Meski rentang kepemimpinannya paling singkat dalam sejarah Indonesia, sepak terjangnya banyak menuai kontroversi. Manuver-manuvernya sulit dipahami. Gayanya yang ceplas-ceplos menjadi bumerang bagi dirinya sendiri.

Tjipta menyebut dalam bukunya Dari Soekarno sampai SBY: Intrik dan Lobi Politik Para Penguasa, Gus Dur tidak bisa memisahkan statusnya sebagai kiai dan Presiden Republik Indonesia. Statusnya sebagai kiai bahkan kerap lebih menonjol daripada sebagai Kepala Negara. Akibatnya, komunikasi politik Gus Dur kacau. Sebagai kiai Gus Dur adalah sosok yang terbuka terhadap siapa saja, termasuk terbuka terhadap segala informasi yang dibisikan kepadanya. Celakanya, Gus Dur sering percaya begitu saja pada bisik-bisik orang tanpa pernah lagi mengeceknya. Gara-gara bisik-bisik ini pula ada orang kehilangan kesempatan emasnya berkarier di luar negeri.

Laksamana Sukardi, kala itu Menteri Negara Badan Urusan Milik Negara, menuturkan dalam buku tersebut, suatu kali dipanggil Gus Dur ke istana. Gus Dur menyampaikan, ada orang Indonesia yang bekerja di luar negeri dengan reputasi sangat baik. Ia masih muda dan pintar. Gus Dur ingin Laksamana mencarikan posisi untuk orang itu. “Dia pintar sekali.
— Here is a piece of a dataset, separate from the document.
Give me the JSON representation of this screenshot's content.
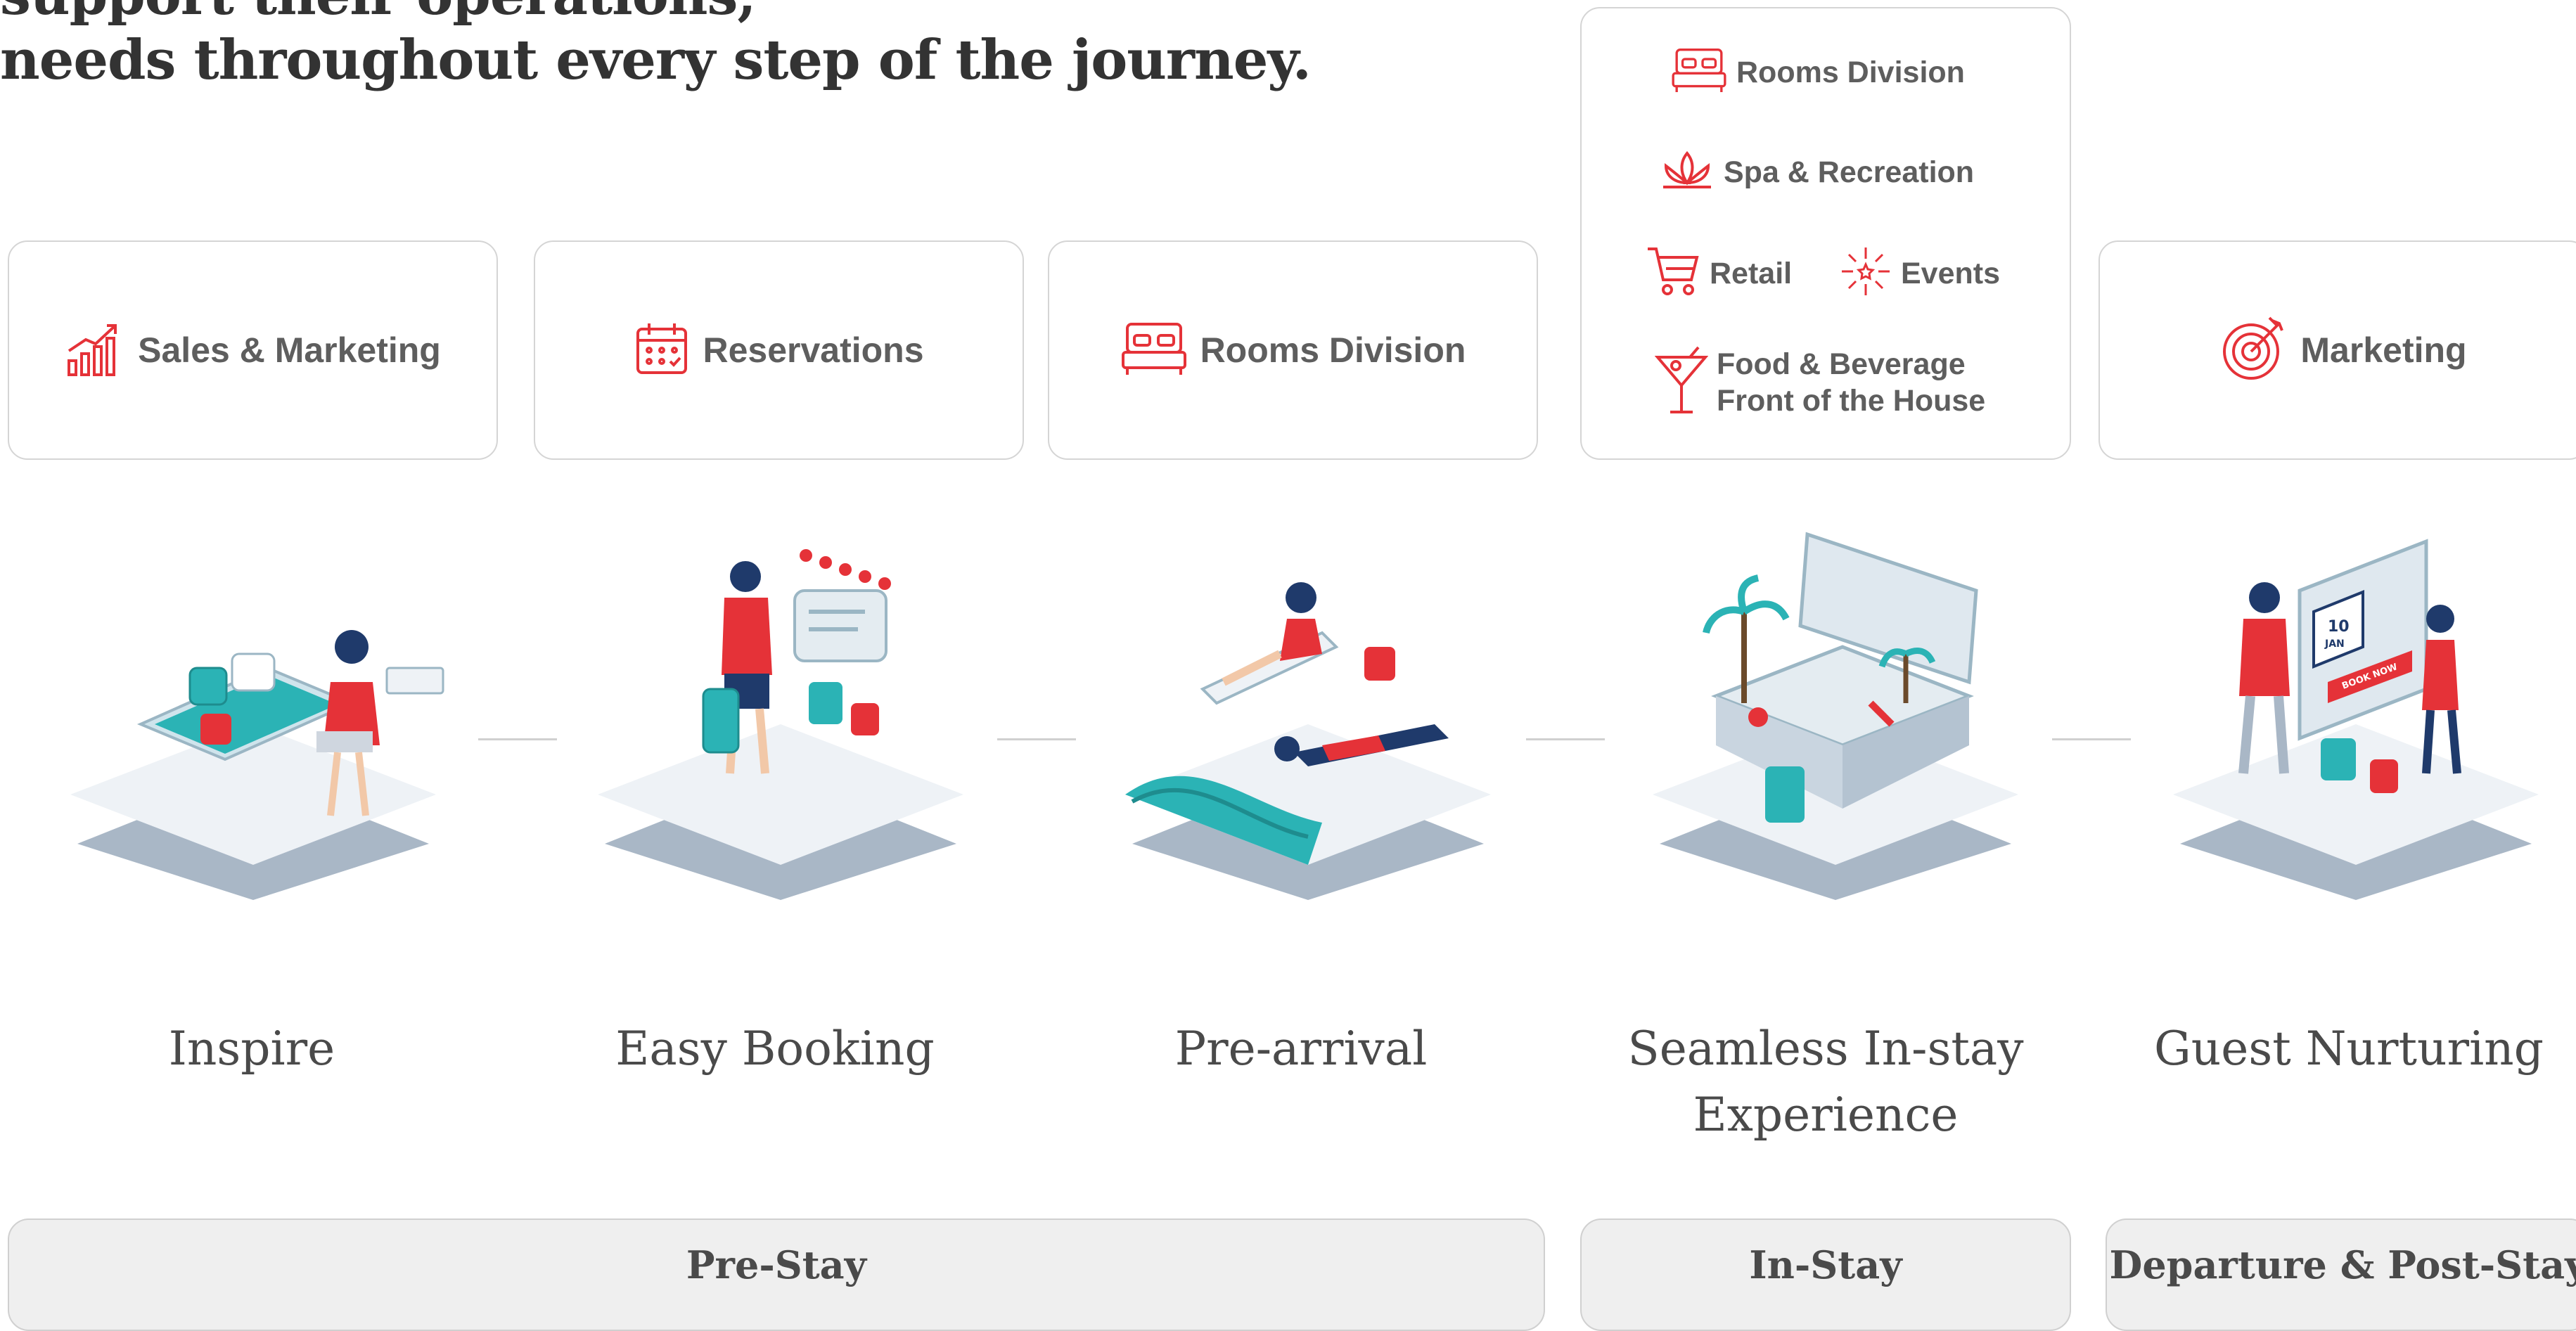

Lalu dia mau ditarik ke New York. Kan sayang kalau ada anak muda yang pintar, masak kerja di luar negeri. Tolong, deh,” ucap Gus Dur seperti ditirukan Laksamana.

Tak lama setelah hari itu, Laksamana kembali menghadap Gus Dur. Ada posisi lowong sebagai Direksi Indosat. “Gus, ingat enggak ini orang, anak muda yang tempo hari Gus titipkan kepada saya? Dia lebih cocok di Indosat Gus,” kata Laksamana.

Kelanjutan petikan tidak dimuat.